U.S. Weather Research Program (USWRP) prospectus development teams (PDTs) are small groups of scientists that are convened by the USWRP lead scientist on a one-time basis to discuss critical issues and to provide advice related to future directions of the program. PDTs are a principal source of information for the Science Advisory Committee, which is a standing committee charged with the duty of making recommendations to the Program Office based upon overall program objectives. PDT-1 focused on theoretical issues, and PDT-2 on observational issues; PDT-3 is the first of several to focus on more specialized topics. PDT-3 was convened to identify forecasting problems related to U.S. coastal weather and oceanic conditions, and to suggest likely solution strategies.

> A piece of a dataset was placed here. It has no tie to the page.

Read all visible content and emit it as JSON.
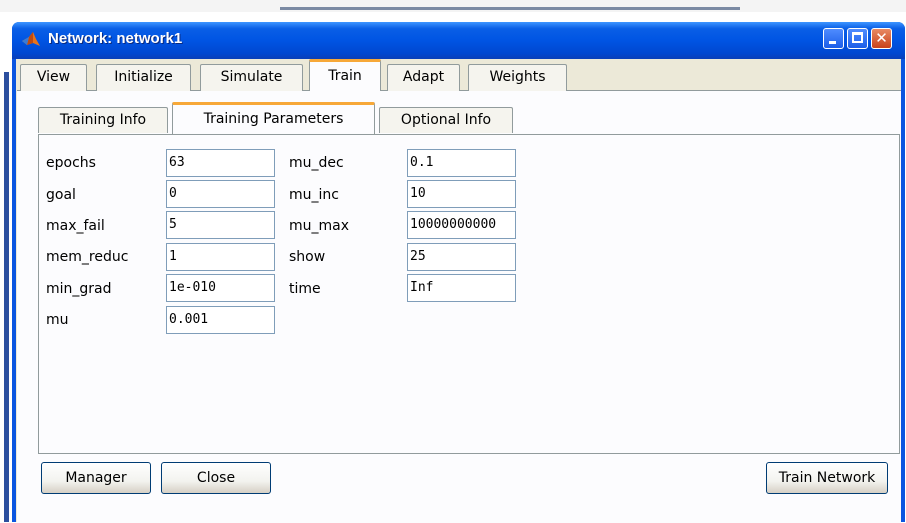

There were several overriding themes that emerged from the discussion. First, the lack of data in and over critical regions of the ocean, particularly in the atmospheric boundary layer, and the upper-ocean mixed layer were identified as major impediments to coastal weather prediction. Strategies for data collection and dissemination, as well as new instrument implementation, were discussed. Second, fundamental knowledge of air–sea fluxes and boundary layer structure in situations where there is significant mesoscale variability in the atmosphere and ocean is needed. Companion field studies and numerical prediction experiments were discussed. Third, research prognostic models suggest that future operational forecast models pertaining to coastal weather will be high resolution and site specific, and will properly treat effects of local coastal geography, orography, and ocean state. The view was expressed that the exploration of coupled air-sea models of the coastal zone would be a particularly fruitful area of research. PDT-3 felt that forecasts of land-impacting tropical cyclones, Great Lakes-affected weather, and coastal cyclogenesis, in particular, would benefit from such coordinated modeling and field efforts. Fourth, forecasting for Arctic coastal zones is limited by our understanding of how sea ice forms. The importance of understanding air-sea fluxes and boundary layers in the presence of ice formation was discussed. Finally, coastal flash flood forecasting via hydrologic models is limited by the present accuracy of measured and predicted precipitation and storm surge events. Strategies for better ways to improve the latter were discussed.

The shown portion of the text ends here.